Path: utzoo!utgpu!water!watmath!clyde!att!osu-cis!tut.cis.ohio-state.edu!mandrill!gatech!ncar!ames!ucsd!ucsdhub!esosun!seismo!uunet!ndsuvax!ncmagel
From: ncmagel@ndsuvax.UUCP (ken magel)
Newsgroups: comp.edu
Subject: CS with Laboratories
Message-ID: <1018@ndsuvax.UUCP>
Date: 3 Jul 88 20:38:11 GMT
Organization: North Dakota State University  Fargo, ND
Lines: 26


     Recently, a draft proposal from an ACM group headed by Peter Denning 
which is updating Curriculum '78 suggested that Computer Science programs adopt
the model of many other sciences ( Physics, Chemistry, etc.) which use courses
and laboratory sessions.  The course meetings cover the theory and provide 
motivation while the laboratory sessions handle how to do things of interest
to that science.  In Computer Science, the introductory courses would cover
the theory including some automata theory, proofs of program correctness, etc.

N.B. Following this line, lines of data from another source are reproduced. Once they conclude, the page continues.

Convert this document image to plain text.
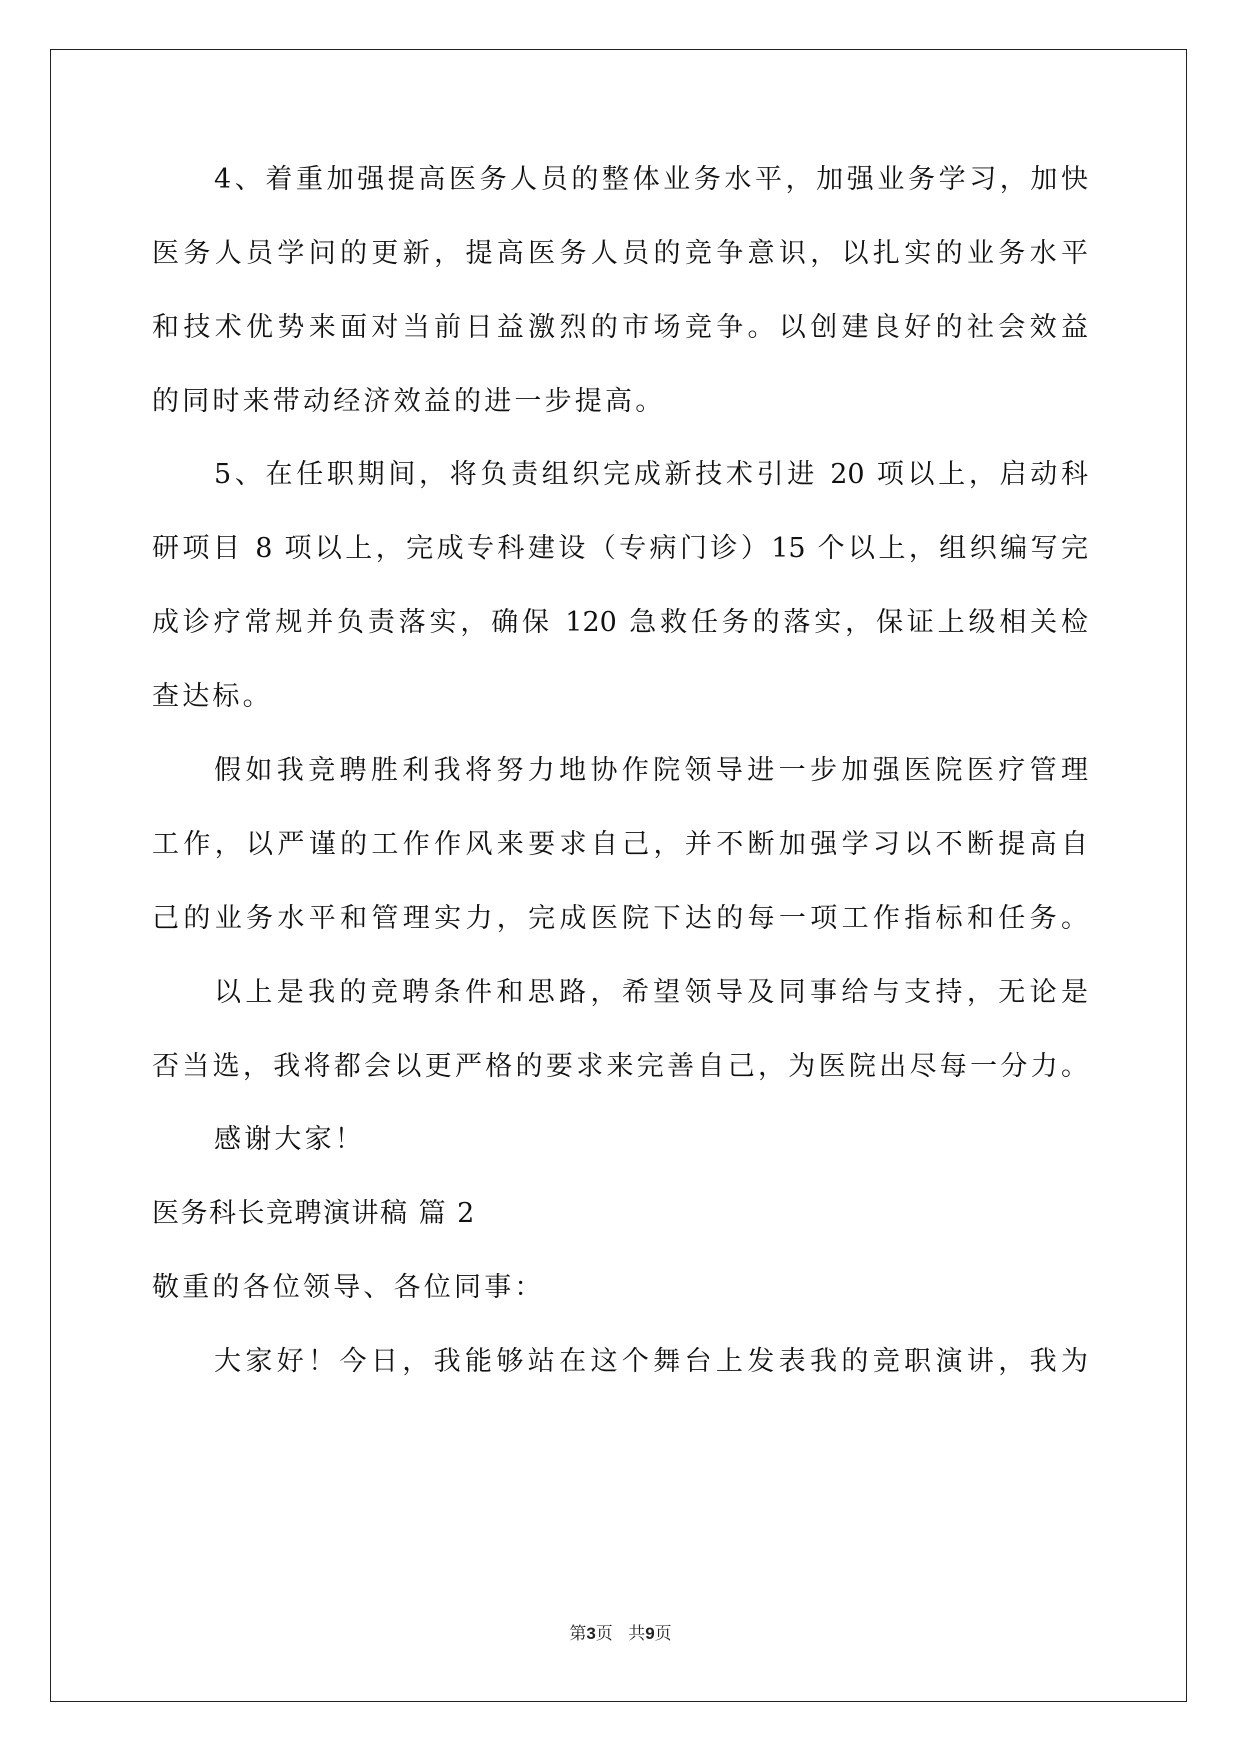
4、着重加强提高医务人员的整体业务水平，加强业务学习，加快
医务人员学问的更新，提高医务人员的竞争意识，以扎实的业务水平
和技术优势来面对当前日益激烈的市场竞争。以创建良好的社会效益
的同时来带动经济效益的进一步提高。
5、在任职期间，将负责组织完成新技术引进 20 项以上，启动科
研项目 8 项以上，完成专科建设（专病门诊）15 个以上，组织编写完
成诊疗常规并负责落实，确保 120 急救任务的落实，保证上级相关检
查达标。
假如我竞聘胜利我将努力地协作院领导进一步加强医院医疗管理
工作，以严谨的工作作风来要求自己，并不断加强学习以不断提高自
己的业务水平和管理实力，完成医院下达的每一项工作指标和任务。
以上是我的竞聘条件和思路，希望领导及同事给与支持，无论是
否当选，我将都会以更严格的要求来完善自己，为医院出尽每一分力。
感谢大家！
医务科长竞聘演讲稿 篇 2
敬重的各位领导、各位同事：
大家好！今日，我能够站在这个舞台上发表我的竞职演讲，我为
第3页 共9页
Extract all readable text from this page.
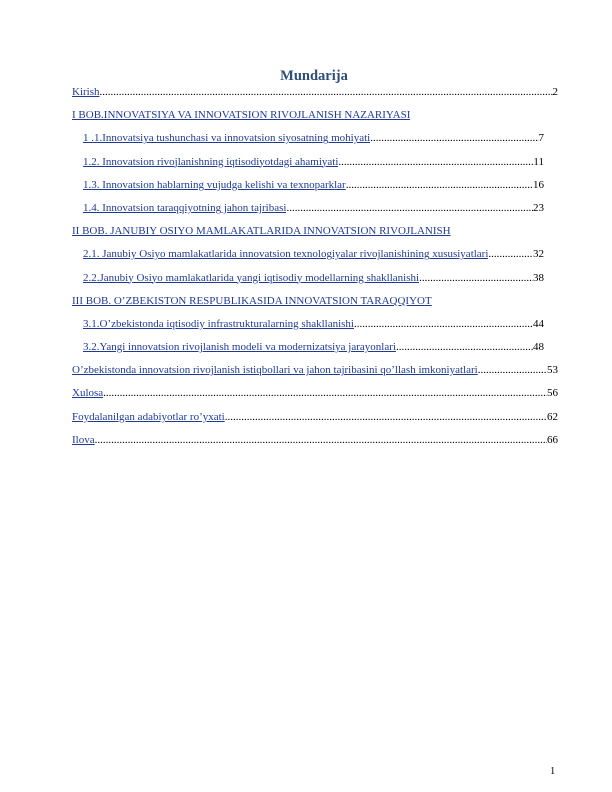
Mundarija
Kirish .....	2
I BOB.INNOVATSIYA VA INNOVATSION RIVOJLANISH NAZARIYASI
1 .1.Innovatsiya tushunchasi va innovatsion siyosatning mohiyati .....	7
1.2. Innovatsion rivojlanishning iqtisodiyotdagi ahamiyati .....	11
1.3. Innovatsion hablarning vujudga kelishi va texnoparklar .....	16
1.4. Innovatsion taraqqiyotning jahon tajribasi .....	23
II BOB. JANUBIY OSIYO MAMLAKATLARIDA INNOVATSION RIVOJLANISH
2.1. Janubiy Osiyo mamlakatlarida innovatsion texnologiyalar rivojlanishining xususiyatlari .....	32
2.2.Janubiy Osiyo mamlakatlarida yangi iqtisodiy modellarning shakllanishi .....	38
III BOB. O’ZBEKISTON RESPUBLIKASIDA INNOVATSION TARAQQIYOT
3.1.O’zbekistonda iqtisodiy infrastrukturalarning shakllanishi .....	44
3.2.Yangi innovatsion rivojlanish modeli va modernizatsiya jarayonlari .....	48
O’zbekistonda innovatsion rivojlanish istiqbollari va jahon tajribasini qo’llash imkoniyatlari .....	53
Xulosa .....	56
Foydalanilgan adabiyotlar ro’yxati .....	62
Ilova .....	66
1
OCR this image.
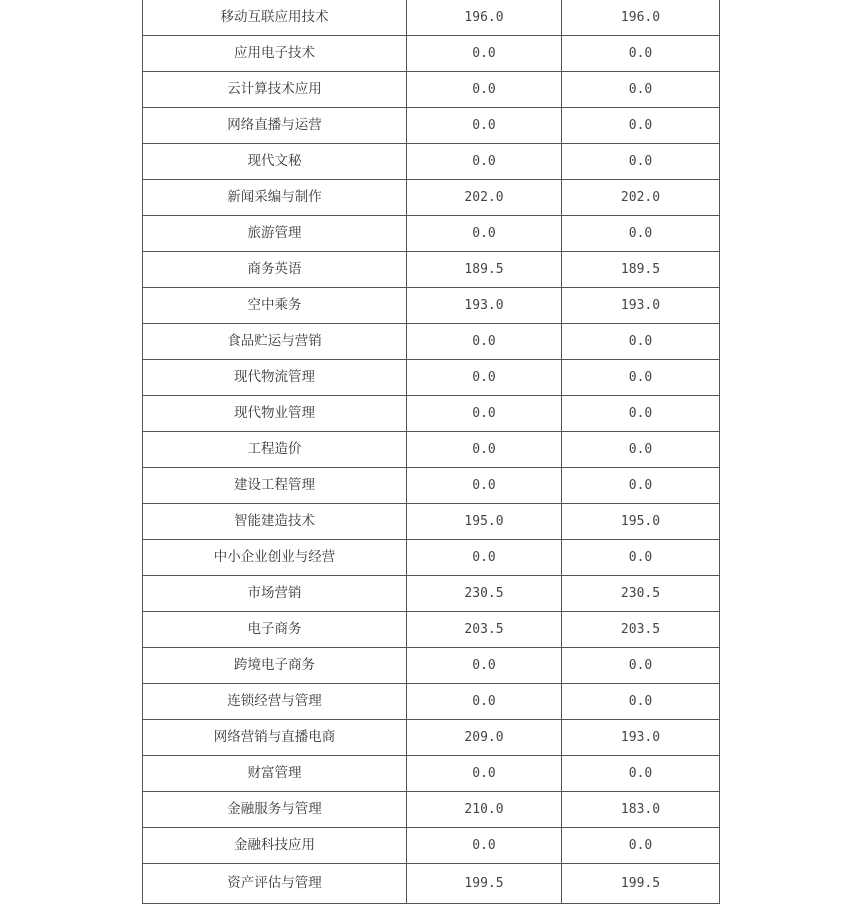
移动互联应用技术	196.0	196.0
应用电子技术	0.0	0.0
云计算技术应用	0.0	0.0
网络直播与运营	0.0	0.0
现代文秘	0.0	0.0
新闻采编与制作	202.0	202.0
旅游管理	0.0	0.0
商务英语	189.5	189.5
空中乘务	193.0	193.0
食品贮运与营销	0.0	0.0
现代物流管理	0.0	0.0
现代物业管理	0.0	0.0
工程造价	0.0	0.0
建设工程管理	0.0	0.0
智能建造技术	195.0	195.0
中小企业创业与经营	0.0	0.0
市场营销	230.5	230.5
电子商务	203.5	203.5
跨境电子商务	0.0	0.0
连锁经营与管理	0.0	0.0
网络营销与直播电商	209.0	193.0
财富管理	0.0	0.0
金融服务与管理	210.0	183.0
金融科技应用	0.0	0.0
资产评估与管理	199.5	199.5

while the laboratories would teach how to program.
     One problem with this approach it seems to me is timing.  Many Universities
are having to reduce funding these days or at least are not growing nearly as
quickly as in the late 1960's and 1970's.  Computer Science is no longer the
darling area it was just a few years ago.  Enrollments in CS have dropped by 
at least a third nationally and much more in many programs.  How can CS
programs convince their Central Administrations that substantial additional 
expense for laboratory facilities is justified?  Of course, the top fifty 
schools or so in the country already have nice lab facilities, but what of the
rest which are primarily depending on a central mainframe computer and perhaps
a few clusters of micro's?  Chemistry, Physics, Biology and the other lab-based
science education programs are finding it extremely difficult and often 
impossible to maintain upto date labs for their students and they already have
been using labs for generations.  SOme science programs are going to computer
simulations instead of actual labs.
     Are we in real danger of having "true" Computer Science taught only at
the top fifty schools with the rest having due to economic factors to teach 
MIS or data processing?  Would this be good for American CS education?